Hint to prove this lemma about "mean value of an integral" converging to function

Question

Lemma. Suppose $g$ is a continuous function on an open set $U$ in $\mathbb{R^2}$, $p=(x_0,y_0) \in U$ and let $Q_{n}=[x_0-\epsilon_n,x_0+\epsilon_n] \times [y_0-\epsilon_n,y_0+\epsilon_n]$ be a sequence of rectangles converging to $p$. Then $$\lim_{n \rightarrow \infty} \frac{1}{\text{vol}(Q_n)}\int_{Q_n}g=g(p).$$

I was looking at a proof and this lemma was pulled out. There is this question where someone asked about what seems to be a more general version of the same fact but it uses some stuff beyond the scope of multivariable calculus so I was wondering if there is a simpler way to prove this specific version of it.

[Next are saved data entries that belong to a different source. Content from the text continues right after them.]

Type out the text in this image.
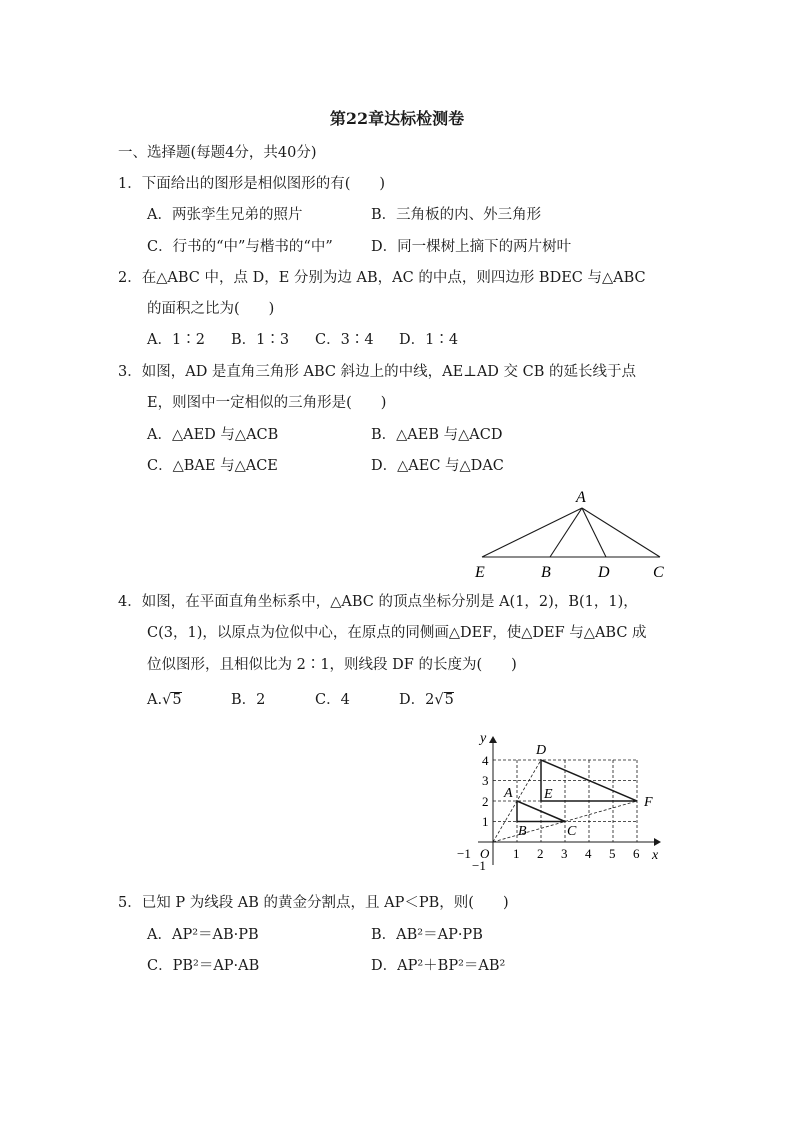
第22章达标检测卷
一、选择题(每题4分，共40分)
1．下面给出的图形是相似图形的有(　　)
A．两张孪生兄弟的照片	B．三角板的内、外三角形
C．行书的“中”与楷书的“中”	D．同一棵树上摘下的两片树叶
2．在△ABC 中，点 D，E 分别为边 AB，AC 的中点，则四边形 BDEC 与△ABC
的面积之比为(　　)
A．1∶2 B．1∶3 C．3∶4 D．1∶4
3．如图，AD 是直角三角形 ABC 斜边上的中线，AE⊥AD 交 CB 的延长线于点
E，则图中一定相似的三角形是(　　)
A．△AED 与△ACB	B．△AEB 与△ACD
C．△BAE 与△ACE	D．△AEC 与△DAC
A
E	B	D	C
4．如图，在平面直角坐标系中，△ABC 的顶点坐标分别是 A(1，2)，B(1，1)，
C(3，1)，以原点为位似中心，在原点的同侧画△DEF，使△DEF 与△ABC 成
位似图形，且相似比为 2∶1，则线段 DF 的长度为(　　)
A.√5	B．2	C．4	D．2√5
y
x
O
−1	1 2 3 4 5 6
4
3
2
1
−1
A
B	C
D
E
F
5．已知 P 为线段 AB 的黄金分割点，且 AP＜PB，则(　　)
A．AP²＝AB·PB	B．AB²＝AP·PB
C．PB²＝AP·AB	D．AP²＋BP²＝AB²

The "volume" for $Q_{n}$ in this notation would be $(2\epsilon)^{2}$, so we may write this limit as $$\lim_{n \rightarrow \infty} \frac{1}{(2\epsilon_{n})^2}\int_{Q_n}g$$ and $\epsilon_{n}$ approaches $0$ since the rectangle is converging to $p$, but I can't think of a way to manipulate the integral so I can prove the equality. Any hints and nudges in the right direction would be very much appreciated.

Answer 1

Hint:

Since $g$ is a continuous function, for any $\delta \gt 0$, there exists an $\epsilon \gt 0$ such that

$$|g(x,y) - g(p)| \lt \delta \; \forall \; (x,y) \in Q = [x_0-\epsilon,x_0+\epsilon] \times [y_0-\epsilon,y_0+\epsilon] \tag{1}\label{eq1A}$$

Of course, for any $\epsilon$ which works, you can use any smaller $\epsilon \gt 0$. Note that \eqref{eq1A} gives

$$\int_{Q}|g(x,y) - g(p)| \lt (2\epsilon)^2\delta \tag{2}\label{eq2A}$$

For example, you don't mention the codomain of $g$ but, for simplicity, if it's $\mathbb{R}$, you then have from \eqref{eq1A} that

$$-\delta \lt g(x,y) - g(p) \lt \delta \tag{3}\label{eq3A}$$

in which case you can rewrite \eqref{eq2A} as

$$\begin{equation}\begin{aligned} -(2\epsilon)^2\delta & \lt \int_{Q}(g(x,y) - g(p)) \lt (2\epsilon)^2\delta \\ -(2\epsilon)^2\delta & \lt \int_{Q}(g(x,y)) - (2\epsilon)^2g(p) \lt (2\epsilon)^2\delta \end{aligned}\end{equation}\tag{4}\label{eq4A}$$

I trust you can finish the rest yourself (e.g., by using something like the Squeeze theorem).